Yes, unnecessarily. Supt. Mark Vollmer is aware there is no need to saddle property owners in Minot with a dime in new property taxes. Unfortunately, he doesn't care and in fact when the option to not use property taxes to obtain the money to fund new schools was presented he arrogantly dismissed it.
North Dakota's Constitution requires the state to provide a free common school (i.e. K-12) education to all children in our state. This isn't an option. The state has over many decades convinced school districts to use property taxes to fund school buildings. This might make sense if there was not money readily available and constitutionally earmarked to build schools and fund their operation.
When the state came into being two sections in each township was put in what is known as the Common Schools Trust. Today this trust has 635,012 surface acres and 1,527,059 mineral acres. As of 12/31/11 the fund also had more than $1.6 billion almost 85 percent of which is invested in Wall Street stocks and bonds. The Common Schools Trust currently has more than $2 billion in cash and that amount is growing at half a billion annually. In 2011 the Common Schools Trust took in more than $135,269,628 in royalty income. In addition there are millions more coming in from surface rents.
Fewer than $20 million (less than .01 percent of the total) is being used to do what this fund was created to do fund and maintain our schools. Instead it has been invested in Wall Street and we property owners are being taxed out of our homes.
It's time North Dakota uses these dollars to do what they have been constitutionally established to do pay for building and maintaining our schools.
Why isn't this being done? Because those who are responsible to use these funds simply refuse to use them as they are obligated to do. Who are "those who are responsible"? The governor, the members of the Legislature, the Superintendent of Public Instruction and the Board of the School Lands Trusts are the responsible parties.
When confronted, legislators tell us this money can't be used for schools. They tell us it must be "saved." This is a fiction and is absolutely untrue. Hundreds of millions are invested in stocks and bonds through Wall Street, unfortunately not in bonds for our own schools.

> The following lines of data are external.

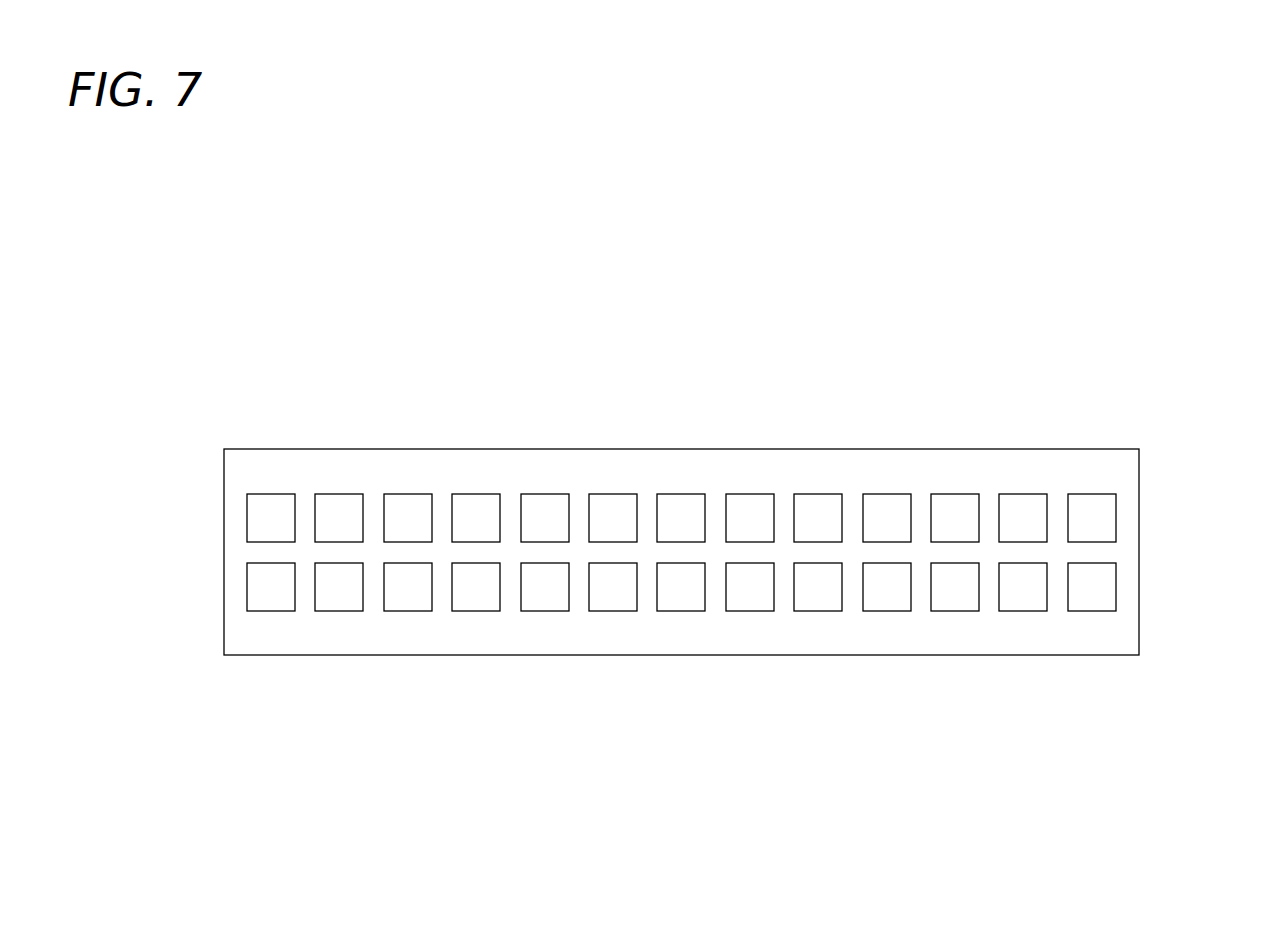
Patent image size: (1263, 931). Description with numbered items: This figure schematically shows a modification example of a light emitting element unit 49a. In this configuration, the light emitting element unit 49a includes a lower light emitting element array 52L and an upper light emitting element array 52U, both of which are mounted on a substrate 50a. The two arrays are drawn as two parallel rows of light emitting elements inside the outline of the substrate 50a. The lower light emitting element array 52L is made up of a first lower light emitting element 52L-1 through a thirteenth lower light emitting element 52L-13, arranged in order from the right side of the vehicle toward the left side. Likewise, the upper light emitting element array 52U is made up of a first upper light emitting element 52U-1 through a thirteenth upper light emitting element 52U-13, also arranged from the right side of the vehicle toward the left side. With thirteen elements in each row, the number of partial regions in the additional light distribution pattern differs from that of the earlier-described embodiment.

The light emitting element unit 49a is at (773, 424).
The substrate 50a is at (385, 470).
The lower light emitting element array 52L is at (1156, 515).
The upper light emitting element array 52U is at (1156, 585).
The first lower light emitting element 52L-1 is at (247, 525).
The thirteenth lower light emitting element 52L-13 is at (1068, 493).
The first upper light emitting element 52U-1 is at (247, 595).
The thirteenth upper light emitting element 52U-13 is at (1068, 613).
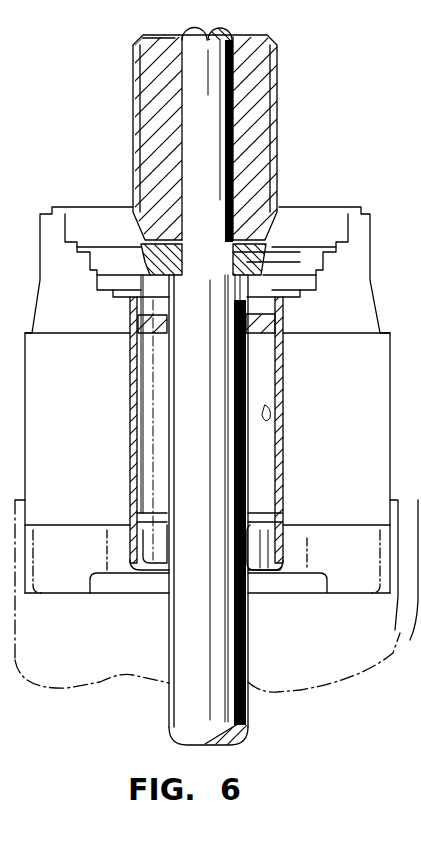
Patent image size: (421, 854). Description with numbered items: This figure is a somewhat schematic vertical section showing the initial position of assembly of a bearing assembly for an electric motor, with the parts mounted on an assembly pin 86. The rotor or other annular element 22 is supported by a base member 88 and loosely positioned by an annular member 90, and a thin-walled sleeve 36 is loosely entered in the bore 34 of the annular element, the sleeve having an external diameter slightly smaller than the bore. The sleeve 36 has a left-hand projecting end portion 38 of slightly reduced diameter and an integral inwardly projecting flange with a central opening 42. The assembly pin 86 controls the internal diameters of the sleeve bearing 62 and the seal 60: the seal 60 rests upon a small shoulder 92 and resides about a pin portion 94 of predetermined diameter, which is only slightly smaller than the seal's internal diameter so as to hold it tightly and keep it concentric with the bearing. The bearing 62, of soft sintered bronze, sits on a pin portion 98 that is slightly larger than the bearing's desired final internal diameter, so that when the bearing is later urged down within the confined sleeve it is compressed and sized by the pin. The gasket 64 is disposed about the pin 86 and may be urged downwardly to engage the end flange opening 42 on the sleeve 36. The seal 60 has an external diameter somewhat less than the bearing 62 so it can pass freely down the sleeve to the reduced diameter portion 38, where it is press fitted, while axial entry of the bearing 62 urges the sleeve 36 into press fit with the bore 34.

The rotor 22 is at (355, 425).
The bore 34 is at (268, 420).
The sleeve 36 is at (280, 372).
The projecting end portion 38 is at (277, 542).
The central opening 42 is at (262, 564).
The seal 60 is at (275, 218).
The sleeve bearing 62 is at (272, 170).
The gasket 64 is at (277, 328).
The assembly pin 86 is at (220, 97).
The base member 88 is at (140, 580).
The annular member 90 is at (68, 543).
The shoulder 92 is at (283, 262).
The pin portion 94 is at (212, 240).
The pin portion 98 is at (238, 118).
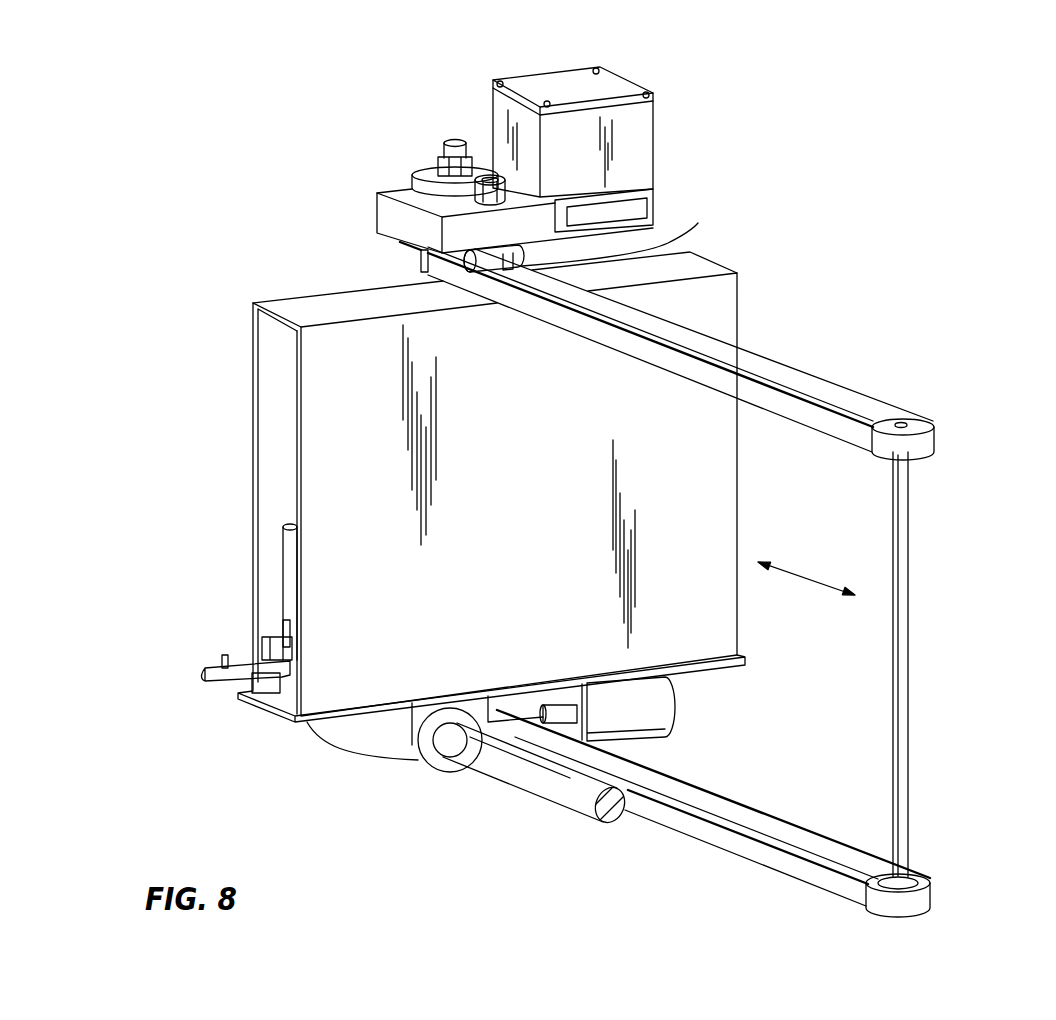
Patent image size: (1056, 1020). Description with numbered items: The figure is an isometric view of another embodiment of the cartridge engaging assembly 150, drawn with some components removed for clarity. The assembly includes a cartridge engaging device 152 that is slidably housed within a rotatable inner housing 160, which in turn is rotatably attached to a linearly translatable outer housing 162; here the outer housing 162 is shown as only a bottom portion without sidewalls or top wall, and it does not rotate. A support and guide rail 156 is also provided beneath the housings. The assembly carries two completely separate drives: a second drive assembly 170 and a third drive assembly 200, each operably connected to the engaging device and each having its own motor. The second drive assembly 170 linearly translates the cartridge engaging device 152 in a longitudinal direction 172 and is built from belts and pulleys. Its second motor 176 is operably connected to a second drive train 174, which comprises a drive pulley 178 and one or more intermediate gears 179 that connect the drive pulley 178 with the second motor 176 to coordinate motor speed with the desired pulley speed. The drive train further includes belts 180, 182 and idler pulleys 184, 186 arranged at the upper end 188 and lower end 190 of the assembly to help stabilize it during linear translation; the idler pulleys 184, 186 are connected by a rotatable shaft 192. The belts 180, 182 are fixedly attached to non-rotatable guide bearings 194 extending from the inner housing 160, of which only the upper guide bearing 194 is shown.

The cartridge engaging assembly 150 is at (228, 245).
The cartridge engaging device 152 is at (236, 572).
The support and guide rail 156 is at (516, 796).
The inner housing 160 is at (249, 482).
The outer housing 162 is at (265, 712).
The second drive assembly 170 is at (385, 152).
The longitudinal direction 172 is at (813, 568).
The second drive train 174 is at (455, 181).
The second motor 176 is at (655, 140).
The drive pulley 178 is at (408, 263).
The intermediate gears 179 is at (447, 125).
The belt 180 is at (836, 372).
The belt 182 is at (826, 830).
The idler pulley 184 is at (923, 418).
The idler pulley 186 is at (922, 875).
The upper end 188 is at (978, 442).
The lower end 190 is at (968, 893).
The rotatable shaft 192 is at (910, 668).
The guide bearing 194 is at (620, 229).
The third drive assembly 200 is at (705, 711).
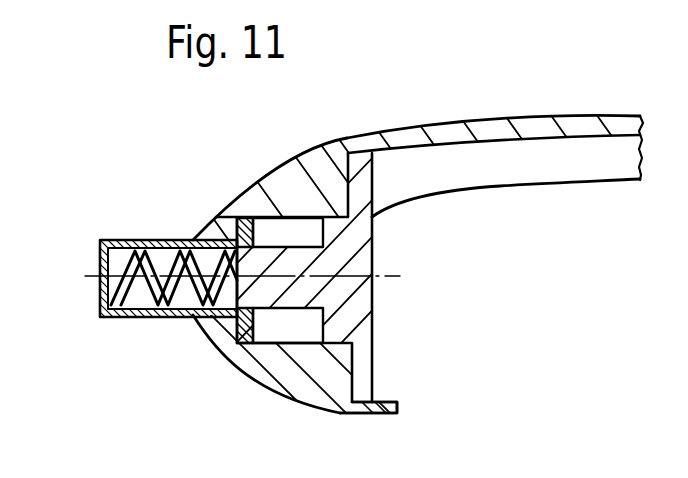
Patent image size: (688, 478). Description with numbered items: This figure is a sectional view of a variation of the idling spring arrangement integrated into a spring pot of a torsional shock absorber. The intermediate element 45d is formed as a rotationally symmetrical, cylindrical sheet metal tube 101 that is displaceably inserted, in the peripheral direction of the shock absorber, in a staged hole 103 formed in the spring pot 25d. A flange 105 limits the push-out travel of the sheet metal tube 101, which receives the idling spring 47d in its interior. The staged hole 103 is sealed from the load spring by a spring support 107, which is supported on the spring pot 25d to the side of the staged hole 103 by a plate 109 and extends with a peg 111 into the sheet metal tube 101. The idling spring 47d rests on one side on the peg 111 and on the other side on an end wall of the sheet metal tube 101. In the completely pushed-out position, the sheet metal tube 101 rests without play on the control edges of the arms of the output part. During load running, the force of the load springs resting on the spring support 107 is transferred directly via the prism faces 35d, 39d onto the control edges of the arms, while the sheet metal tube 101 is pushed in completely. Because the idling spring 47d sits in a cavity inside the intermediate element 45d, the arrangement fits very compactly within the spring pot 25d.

The intermediate element 45d is at (146, 158).
The spring pot 25d is at (335, 160).
The prism face 35d is at (278, 172).
The flange 105 is at (236, 216).
The sheet metal tube 101 is at (100, 291).
The idling spring 47d is at (152, 320).
The prism face 39d is at (212, 350).
The staged hole 103 is at (265, 340).
The peg 111 is at (293, 293).
The spring support 107 is at (338, 330).
The plate 109 is at (368, 392).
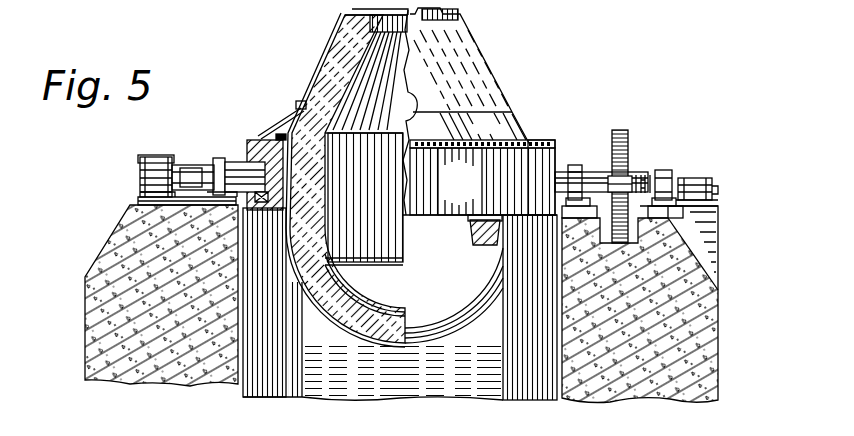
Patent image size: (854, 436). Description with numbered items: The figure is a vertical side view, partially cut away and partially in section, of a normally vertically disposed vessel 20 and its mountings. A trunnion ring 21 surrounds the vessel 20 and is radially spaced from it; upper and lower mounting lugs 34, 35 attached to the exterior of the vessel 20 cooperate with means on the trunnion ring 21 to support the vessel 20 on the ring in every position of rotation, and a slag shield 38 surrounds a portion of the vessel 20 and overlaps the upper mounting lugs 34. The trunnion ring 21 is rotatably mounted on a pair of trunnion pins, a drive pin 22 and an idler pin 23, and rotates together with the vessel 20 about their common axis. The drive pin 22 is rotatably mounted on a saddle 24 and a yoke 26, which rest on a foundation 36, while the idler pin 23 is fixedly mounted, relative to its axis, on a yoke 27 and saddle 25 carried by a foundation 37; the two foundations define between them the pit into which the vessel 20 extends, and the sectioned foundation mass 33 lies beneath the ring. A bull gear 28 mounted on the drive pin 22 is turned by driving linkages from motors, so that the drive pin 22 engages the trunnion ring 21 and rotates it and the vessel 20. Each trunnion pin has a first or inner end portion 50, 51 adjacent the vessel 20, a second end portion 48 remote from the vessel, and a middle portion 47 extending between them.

The vessel 20 is at (432, 91).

We're then told that if this money were used to build our schools there wouldn't be any money to pay the bonds off. This again is absolutely untrue. Royalties alone provide income sufficient to fund more than $3 billion in bonds (i.e. 4.2 percent of what Minot schools seek). These misers tell us that if the income dries up we couldn't pay off the bonds. So what? We have the schools! When I asked these folks what happens when Wall Street takes a dive and 40 percent of its value evaporates as it did in 2009 what do we have. Their response was akin to a deer that's been caught in the headlights.
So, how do we stop the nonsense going on and require the Common School Trust be used as it should? We emphatically say "no" to unnecessary bonds and direct our elected officials to properly manage our School Land Trusts.
If they refuse, take them to court. Williston took the state to court to get equal funding for school operations when the state realized it would lose, it stepped up and did what is should have been doing all along. It's Minot's turn to do the same regarding funding of our common school buildings. The entire state will benefit our children will benefit the most.